O apelido de “Mãe Maria” lhe foi dado pelos colegas da Corporação, devido ao trato próximo e cuidadoso que dá aos de patentes inferiores.
“Não gosto de ter um distanciamento com os outros membros da corporação somente por terem patentes que antecedem à de Coronel. Minhas portas estão sempre abertas e os trato com respeito, com sorriso, palavras de otimismo e atenção. Busco manter uma proximidade saudável. Eles são parte da minha família profissional e eu assumi a patente de Coronel como uma mãe diligente, atenta a todos”, garante.
Ela conta que a hierarquia rigorosa no modo de tratar e lidar com as pessoas na Corporação, e que seu perfil de contato acolhedor e próximo lhe rendeu algumas advertências, mas ela não se deixou abater, mostrou que esta pode sim ser uma forma de tratamento entre os membros da Corporação sem que a disciplina e hierarquia sejam desrespeitadas, e hoje é reconhecida por isso. Esta é uma de suas maiores conquistas.
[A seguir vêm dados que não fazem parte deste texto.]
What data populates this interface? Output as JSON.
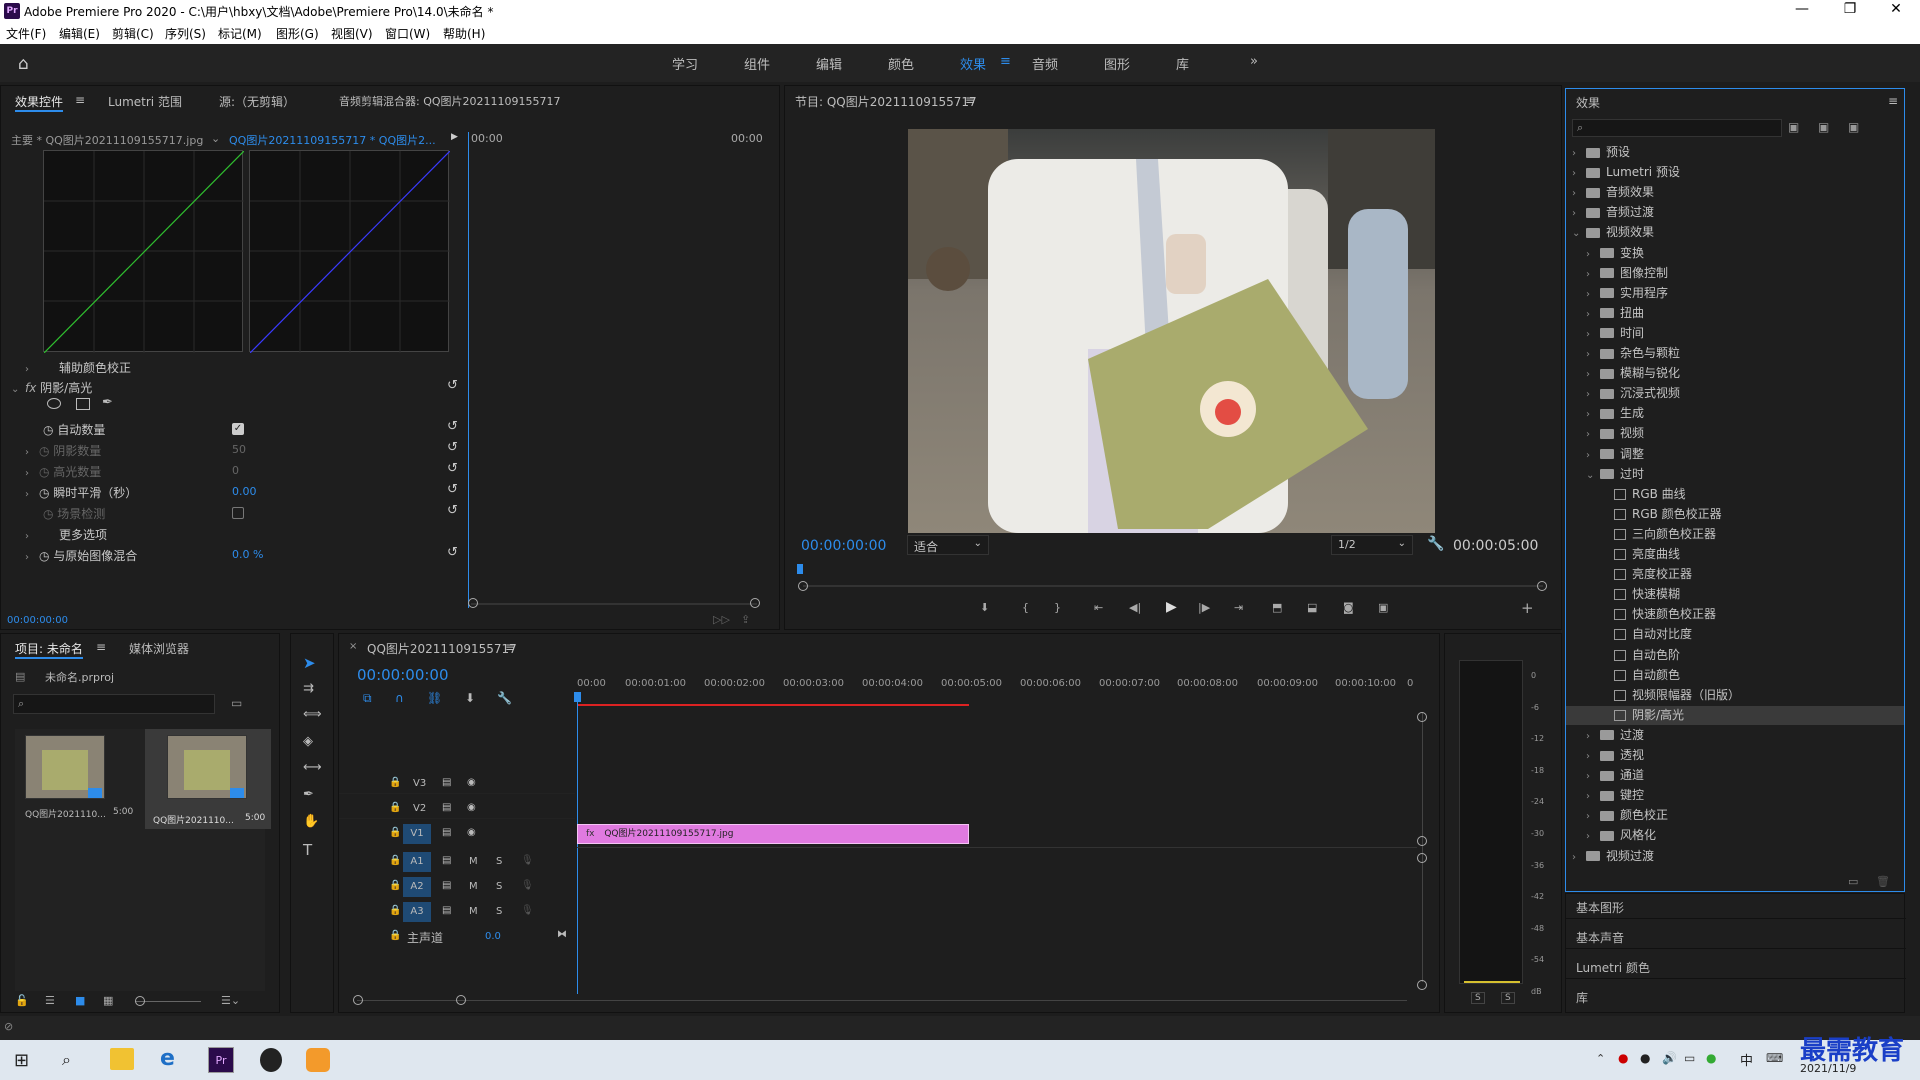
{
  "window": {
    "title": "Adobe Premiere Pro 2020 - C:\\用户\\hbxy\\文档\\Adobe\\Premiere Pro\\14.0\\未命名 *",
    "logo": "Pr"
  },
  "menu": [
    "文件(F)",
    "编辑(E)",
    "剪辑(C)",
    "序列(S)",
    "标记(M)",
    "图形(G)",
    "视图(V)",
    "窗口(W)",
    "帮助(H)"
  ],
  "workspaces": [
    "学习",
    "组件",
    "编辑",
    "颜色",
    "效果",
    "音频",
    "图形",
    "库"
  ],
  "workspace_active": "效果",
  "effect_controls": {
    "tabs": [
      "效果控件",
      "Lumetri 范围",
      "源:（无剪辑）",
      "音频剪辑混合器: QQ图片20211109155717"
    ],
    "master": "主要 * QQ图片20211109155717.jpg",
    "clip": "QQ图片20211109155717 * QQ图片2...",
    "time_start": "00:00",
    "time_end": "00:00",
    "sections": [
      {
        "label": "辅助颜色校正"
      },
      {
        "label": "阴影/高光"
      }
    ],
    "params": [
      {
        "label": "自动数量",
        "value": ""
      },
      {
        "label": "阴影数量",
        "value": "50"
      },
      {
        "label": "高光数量",
        "value": "0"
      },
      {
        "label": "瞬时平滑（秒）",
        "value": "0.00"
      },
      {
        "label": "场景检测",
        "value": ""
      },
      {
        "label": "更多选项",
        "value": ""
      },
      {
        "label": "与原始图像混合",
        "value": "0.0 %"
      }
    ],
    "timecode": "00:00:00:00"
  },
  "program": {
    "title": "节目: QQ图片20211109155717",
    "timecode": "00:00:00:00",
    "fit": "适合",
    "quality": "1/2",
    "duration": "00:00:05:00"
  },
  "project": {
    "tabs": [
      "项目: 未命名",
      "媒体浏览器"
    ],
    "file": "未命名.prproj",
    "items": [
      {
        "name": "QQ图片2021110...",
        "dur": "5:00"
      },
      {
        "name": "QQ图片2021110...",
        "dur": "5:00"
      }
    ]
  },
  "timeline": {
    "title": "QQ图片20211109155717",
    "timecode": "00:00:00:00",
    "ruler": [
      "00:00",
      "00:00:01:00",
      "00:00:02:00",
      "00:00:03:00",
      "00:00:04:00",
      "00:00:05:00",
      "00:00:06:00",
      "00:00:07:00",
      "00:00:08:00",
      "00:00:09:00",
      "00:00:10:00",
      "0"
    ],
    "video_tracks": [
      "V3",
      "V2",
      "V1"
    ],
    "audio_tracks": [
      "A1",
      "A2",
      "A3"
    ],
    "master": "主声道",
    "master_value": "0.0",
    "clip": "QQ图片20211109155717.jpg"
  },
  "meter": {
    "scale": [
      "0",
      "-6",
      "-12",
      "-18",
      "-24",
      "-30",
      "-36",
      "-42",
      "-48",
      "-54",
      "dB"
    ],
    "solo": [
      "S",
      "S"
    ]
  },
  "effects_panel": {
    "title": "效果",
    "tree": [
      {
        "label": "预设",
        "level": 0,
        "type": "folder"
      },
      {
        "label": "Lumetri 预设",
        "level": 0,
        "type": "folder"
      },
      {
        "label": "音频效果",
        "level": 0,
        "type": "folder"
      },
      {
        "label": "音频过渡",
        "level": 0,
        "type": "folder"
      },
      {
        "label": "视频效果",
        "level": 0,
        "type": "folder",
        "open": true
      },
      {
        "label": "变换",
        "level": 1,
        "type": "folder"
      },
      {
        "label": "图像控制",
        "level": 1,
        "type": "folder"
      },
      {
        "label": "实用程序",
        "level": 1,
        "type": "folder"
      },
      {
        "label": "扭曲",
        "level": 1,
        "type": "folder"
      },
      {
        "label": "时间",
        "level": 1,
        "type": "folder"
      },
      {
        "label": "杂色与颗粒",
        "level": 1,
        "type": "folder"
      },
      {
        "label": "模糊与锐化",
        "level": 1,
        "type": "folder"
      },
      {
        "label": "沉浸式视频",
        "level": 1,
        "type": "folder"
      },
      {
        "label": "生成",
        "level": 1,
        "type": "folder"
      },
      {
        "label": "视频",
        "level": 1,
        "type": "folder"
      },
      {
        "label": "调整",
        "level": 1,
        "type": "folder"
      },
      {
        "label": "过时",
        "level": 1,
        "type": "folder",
        "open": true
      },
      {
        "label": "RGB 曲线",
        "level": 2,
        "type": "fx"
      },
      {
        "label": "RGB 颜色校正器",
        "level": 2,
        "type": "fx"
      },
      {
        "label": "三向颜色校正器",
        "level": 2,
        "type": "fx"
      },
      {
        "label": "亮度曲线",
        "level": 2,
        "type": "fx"
      },
      {
        "label": "亮度校正器",
        "level": 2,
        "type": "fx"
      },
      {
        "label": "快速模糊",
        "level": 2,
        "type": "fx"
      },
      {
        "label": "快速颜色校正器",
        "level": 2,
        "type": "fx"
      },
      {
        "label": "自动对比度",
        "level": 2,
        "type": "fx"
      },
      {
        "label": "自动色阶",
        "level": 2,
        "type": "fx"
      },
      {
        "label": "自动颜色",
        "level": 2,
        "type": "fx"
      },
      {
        "label": "视频限幅器（旧版）",
        "level": 2,
        "type": "fx"
      },
      {
        "label": "阴影/高光",
        "level": 2,
        "type": "fx",
        "selected": true
      },
      {
        "label": "过渡",
        "level": 1,
        "type": "folder"
      },
      {
        "label": "透视",
        "level": 1,
        "type": "folder"
      },
      {
        "label": "通道",
        "level": 1,
        "type": "folder"
      },
      {
        "label": "键控",
        "level": 1,
        "type": "folder"
      },
      {
        "label": "颜色校正",
        "level": 1,
        "type": "folder"
      },
      {
        "label": "风格化",
        "level": 1,
        "type": "folder"
      },
      {
        "label": "视频过渡",
        "level": 0,
        "type": "folder"
      }
    ],
    "collapsed": [
      "基本图形",
      "基本声音",
      "Lumetri 颜色",
      "库"
    ]
  },
  "taskbar": {
    "ime": "中",
    "date": "2021/11/9"
  },
  "watermark": "最需教育",
  "colors": {
    "accent": "#2d8ceb",
    "clip": "#e07ae0",
    "panel": "#1e1e1e"
  }
}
Maria ressalta ainda outro grande orgulho que carrega em seu coração. O fato de ter chegado ao posto de Coronel por seus próprios méritos, sem indicação ou parentesco com pessoas importantes que lhe facilitasse a ascensão.
“Entrar como soldado e chegar a ser Coronel já é uma grande vitória e motivo de orgulho, mas sendo mulher é sem dúvida um desafio e tanto. Me dediquei, me interessei, fui atrás e não me acomodei. Queria ir longe, tanto é que decidi que só me casaria quando alcançasse um posto melhor, quando tivesse certa estabilidade e me firmasse”, enfatiza.
O Futuro
Coronel Maria é uma daquelas pessoas sempre pronta a ajudar o outro, seja ele um cidadão comum ou colega da corporação. Quando companheiros de farda estão doentes, ela e outros colegas se reúnem para realizar visitas e tentar fazer o que for necessário para minorar o problema do colega. “Visitamos mesmo que só para conversar, rir e proporcionar um momento para que a pessoa esqueça um pouco a fase triste”, diz.
É comum vê-la atuando em práticas sociais da corporação como o Programa Educacional de Resistência as Drogas (Proerd) e o Cidadão Mirim. “Busco sempre contribuir. Também me reúno com colegas e conhecidos para levar momentos lúdicos a crianças carentes. Nós visitamos bairros, como Brasil Novo, Infraero, entre outro, para levar jogos e diversão”, conta.
E para daqui a alguns anos ela espera poder se empenhar mais nessas ações sociais. “Ajudar as pessoas e proporcionar momentos lúdicos para crianças, sem se importar com a classe social, com a origem, com o poder aquisitivo é necessário e nos faz bem”, finaliza.
É por ser esta vitoriosa mulher, profissional exemplar, grande mãe para todos, por vencer as batalhas mais difíceis sem deixar de ser uma pessoa doce e gentil, por trabalhar por um mundo melhor para todos e acreditar nisso que dedicamos a Coronel Maria a NOSSA REVERÊNCIA. O Judiciário amapaense rende continência e se orgulha em ter a Coronel Maria Raimunda de Souza Martins cuidando da segurança da Justiça.